China’s distant-water fishing fleet is once again engaging in suspicious and potentially illegal fishing near Argentine waters, demonstrating the limits of both regional and Chinese government attempts to rope in the country’s industry.
This year, in a re-run of last summer’s diplomatic debacle, some 350 Chinese-flagged vessels have been fishing off the Argentine coast since December, depleting fishing stocks and extending their stay via unregulated transshipments – a controversial practice of transferring catch onto a mother ship that allows vessels to launder illegally caught fish.
Between January 2018 and April 2021, satellite data shows that over 400 Chinese-flagged vessels – mostly squid jiggers that use bright lamps to draw squid to the surface at night – illegally pillaged the waters just outside Argentine territory for over 621,000 hours, according to a report released June 2 by conservation NGO Oceana.
In over 4,000 incidents, however, these vessels disappeared from public tracking systems for over 24 hours, most likely by turning off their Automatic Identification System (AIS) to avoid detection, a controversial practice that often masks criminal behavior such as crossing into sovereign waters to fish illegally, notes the report.
This three-year period includes April 2020, when some 100 squid jiggers, mostly Chinese-flagged, were caught fishing illegally in Argentina’s national waters with their public tracking devices apparently turned off, according to Pesca Con Ciencia.
Given the fleet’s annual fishing routes, the Chinese fleet will soon be heading parallel to Chilean and then Peruvian waters In response to the threat the fleet poses, Peru has strengthened its counter-illegal fishing legislation, while Chile is relying on heavier maritime surveillance protocols.
InSight Crime Analysis
The Chinese fishing fleet continues to constitute a profound and perennial threat to Argentina’s sovereignty, economy and biodiversity, with one expert calling the conflict “a literal war” over the billions of dollars in fish exports and survival of certain marine habitats.
After last year’s events, Argentina took firm action to combat Illegal, Unreported and Unregulated (IUU) fishing, which constitutes the sixth most lucrative global criminal economy, with estimated revenues of $15 to 36 billion, according to a 2017 report by Global Financial Integrity. Introducing stronger legislation, increasing fines and expanding maritime surveillance led the country to capture in 2020 the highest number of illegal vessels since 2006.
Likewise, the Chinese government appeared to take some, albeit minor, steps. These included closing squid-catching seasons for Chinese boats in certain South American waters from July to November and revising various articles in its Fisheries Law, including the blacklisting of repeat IUU-fishing offenders.
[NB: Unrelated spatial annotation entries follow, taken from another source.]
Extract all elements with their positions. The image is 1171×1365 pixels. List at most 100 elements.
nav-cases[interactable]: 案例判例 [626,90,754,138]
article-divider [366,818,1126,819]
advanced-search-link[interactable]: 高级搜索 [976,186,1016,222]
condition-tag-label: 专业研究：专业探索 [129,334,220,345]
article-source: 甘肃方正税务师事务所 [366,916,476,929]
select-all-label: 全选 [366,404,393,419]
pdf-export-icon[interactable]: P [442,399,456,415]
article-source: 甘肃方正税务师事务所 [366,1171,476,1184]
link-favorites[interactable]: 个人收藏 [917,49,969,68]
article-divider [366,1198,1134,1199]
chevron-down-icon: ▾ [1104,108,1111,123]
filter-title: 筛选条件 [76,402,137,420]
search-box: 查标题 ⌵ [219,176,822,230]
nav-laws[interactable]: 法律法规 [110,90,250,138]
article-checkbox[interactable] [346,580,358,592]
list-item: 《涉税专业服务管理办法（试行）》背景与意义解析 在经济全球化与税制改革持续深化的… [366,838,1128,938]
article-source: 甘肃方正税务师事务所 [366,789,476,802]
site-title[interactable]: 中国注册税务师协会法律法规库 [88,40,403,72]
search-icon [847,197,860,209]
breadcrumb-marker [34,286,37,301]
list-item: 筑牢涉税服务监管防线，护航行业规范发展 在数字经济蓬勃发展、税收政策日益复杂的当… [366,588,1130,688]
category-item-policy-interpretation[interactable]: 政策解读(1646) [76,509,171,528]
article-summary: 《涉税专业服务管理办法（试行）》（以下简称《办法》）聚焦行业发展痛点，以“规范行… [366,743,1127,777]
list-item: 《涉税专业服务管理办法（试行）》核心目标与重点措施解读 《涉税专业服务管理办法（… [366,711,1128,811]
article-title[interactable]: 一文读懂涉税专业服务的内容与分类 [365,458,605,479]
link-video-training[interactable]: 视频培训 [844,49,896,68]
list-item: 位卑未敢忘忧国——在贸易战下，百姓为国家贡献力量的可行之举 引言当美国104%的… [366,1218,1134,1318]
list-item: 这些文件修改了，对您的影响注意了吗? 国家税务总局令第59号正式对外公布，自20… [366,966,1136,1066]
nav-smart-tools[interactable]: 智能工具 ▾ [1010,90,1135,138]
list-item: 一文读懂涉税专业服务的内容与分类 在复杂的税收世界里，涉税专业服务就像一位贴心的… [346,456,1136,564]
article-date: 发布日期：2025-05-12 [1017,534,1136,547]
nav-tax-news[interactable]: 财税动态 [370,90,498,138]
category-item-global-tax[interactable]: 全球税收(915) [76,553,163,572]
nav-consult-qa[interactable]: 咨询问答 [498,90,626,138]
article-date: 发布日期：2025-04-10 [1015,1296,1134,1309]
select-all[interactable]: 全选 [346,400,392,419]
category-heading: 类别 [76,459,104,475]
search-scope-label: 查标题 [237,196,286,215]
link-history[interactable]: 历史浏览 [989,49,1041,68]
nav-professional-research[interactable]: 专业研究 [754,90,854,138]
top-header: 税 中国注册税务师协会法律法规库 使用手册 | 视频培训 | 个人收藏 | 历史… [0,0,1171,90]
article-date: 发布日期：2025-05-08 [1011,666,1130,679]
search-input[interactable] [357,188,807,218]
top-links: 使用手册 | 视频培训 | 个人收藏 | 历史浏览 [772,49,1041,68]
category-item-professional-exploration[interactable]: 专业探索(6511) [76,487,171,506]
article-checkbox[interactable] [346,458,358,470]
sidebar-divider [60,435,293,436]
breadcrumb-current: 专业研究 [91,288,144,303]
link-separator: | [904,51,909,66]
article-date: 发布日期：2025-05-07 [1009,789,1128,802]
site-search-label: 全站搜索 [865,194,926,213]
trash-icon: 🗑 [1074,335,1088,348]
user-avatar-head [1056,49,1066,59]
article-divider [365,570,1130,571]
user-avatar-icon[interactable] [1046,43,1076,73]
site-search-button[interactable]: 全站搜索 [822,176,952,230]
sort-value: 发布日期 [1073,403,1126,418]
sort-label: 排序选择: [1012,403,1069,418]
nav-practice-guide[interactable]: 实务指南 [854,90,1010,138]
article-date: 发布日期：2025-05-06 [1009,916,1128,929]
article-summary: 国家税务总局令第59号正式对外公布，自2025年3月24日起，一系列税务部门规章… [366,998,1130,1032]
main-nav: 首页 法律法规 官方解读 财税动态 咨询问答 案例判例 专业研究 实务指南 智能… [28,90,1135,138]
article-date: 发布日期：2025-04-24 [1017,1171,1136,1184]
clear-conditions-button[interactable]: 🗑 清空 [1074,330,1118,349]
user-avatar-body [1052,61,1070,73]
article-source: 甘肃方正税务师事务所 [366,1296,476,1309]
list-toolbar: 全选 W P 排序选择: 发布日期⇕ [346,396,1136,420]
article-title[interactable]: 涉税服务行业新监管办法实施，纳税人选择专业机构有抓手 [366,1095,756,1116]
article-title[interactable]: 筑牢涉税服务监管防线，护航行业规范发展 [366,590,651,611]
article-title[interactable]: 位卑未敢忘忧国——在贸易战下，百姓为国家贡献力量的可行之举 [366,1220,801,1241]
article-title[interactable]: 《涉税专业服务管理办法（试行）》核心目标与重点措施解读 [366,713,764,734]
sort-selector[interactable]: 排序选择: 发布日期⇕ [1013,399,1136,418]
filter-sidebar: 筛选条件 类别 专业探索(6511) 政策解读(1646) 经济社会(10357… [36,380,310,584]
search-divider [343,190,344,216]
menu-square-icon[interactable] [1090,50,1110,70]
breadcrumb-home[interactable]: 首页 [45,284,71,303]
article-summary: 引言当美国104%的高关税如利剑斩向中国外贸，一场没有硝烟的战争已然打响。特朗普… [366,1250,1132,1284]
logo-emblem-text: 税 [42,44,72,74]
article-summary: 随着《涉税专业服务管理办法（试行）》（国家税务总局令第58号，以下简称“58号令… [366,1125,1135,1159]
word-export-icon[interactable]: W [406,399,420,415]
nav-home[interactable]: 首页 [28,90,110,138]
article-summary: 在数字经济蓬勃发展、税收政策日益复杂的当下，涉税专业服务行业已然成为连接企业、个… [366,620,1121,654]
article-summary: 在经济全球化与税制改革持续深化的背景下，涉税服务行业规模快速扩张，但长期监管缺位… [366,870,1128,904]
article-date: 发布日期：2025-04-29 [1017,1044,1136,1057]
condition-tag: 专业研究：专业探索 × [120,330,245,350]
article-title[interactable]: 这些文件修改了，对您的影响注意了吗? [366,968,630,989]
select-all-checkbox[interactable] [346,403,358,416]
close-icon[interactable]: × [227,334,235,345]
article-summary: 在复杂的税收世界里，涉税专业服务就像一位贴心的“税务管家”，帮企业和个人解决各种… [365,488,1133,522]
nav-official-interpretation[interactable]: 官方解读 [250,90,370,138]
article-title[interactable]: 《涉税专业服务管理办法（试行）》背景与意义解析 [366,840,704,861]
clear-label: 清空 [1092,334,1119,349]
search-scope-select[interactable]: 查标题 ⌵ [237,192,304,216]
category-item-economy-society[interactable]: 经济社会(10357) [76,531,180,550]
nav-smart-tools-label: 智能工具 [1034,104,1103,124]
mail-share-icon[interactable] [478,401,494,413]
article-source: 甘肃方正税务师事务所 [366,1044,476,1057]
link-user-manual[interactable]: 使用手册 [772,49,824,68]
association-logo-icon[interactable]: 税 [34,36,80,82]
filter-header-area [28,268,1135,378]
However, it has remained intransigent in other areas. Despite holding out hope that it would finally ratify the 2016 Port State Measures Agreement – designed to combat IUU fishing -- China still has not done so, and despite capping fuel subsidies for domestic fishing, it continues to artificially sustain its distant-water fishing vessels with an estimated $400 million annual fuel subsidy.
Nor has it cooperated much with its South American counterparts. For example, while vessels intent on IUU fishing can easily turn off their AIS, it is harder to turn off their Vessel Monitoring System (VMS), which transmits confidential location information to the vessel’s flag state at set intervals.
Sharing VMS data on its distant-water fleet would therefore be an effective way for China to crack down on bad actors – yet when, during a commission for a South Pacific fisheries management body in early 2021, Chile proposed a measure allowing coastal states to request VMS data from nearby fishing boats, China outright refused.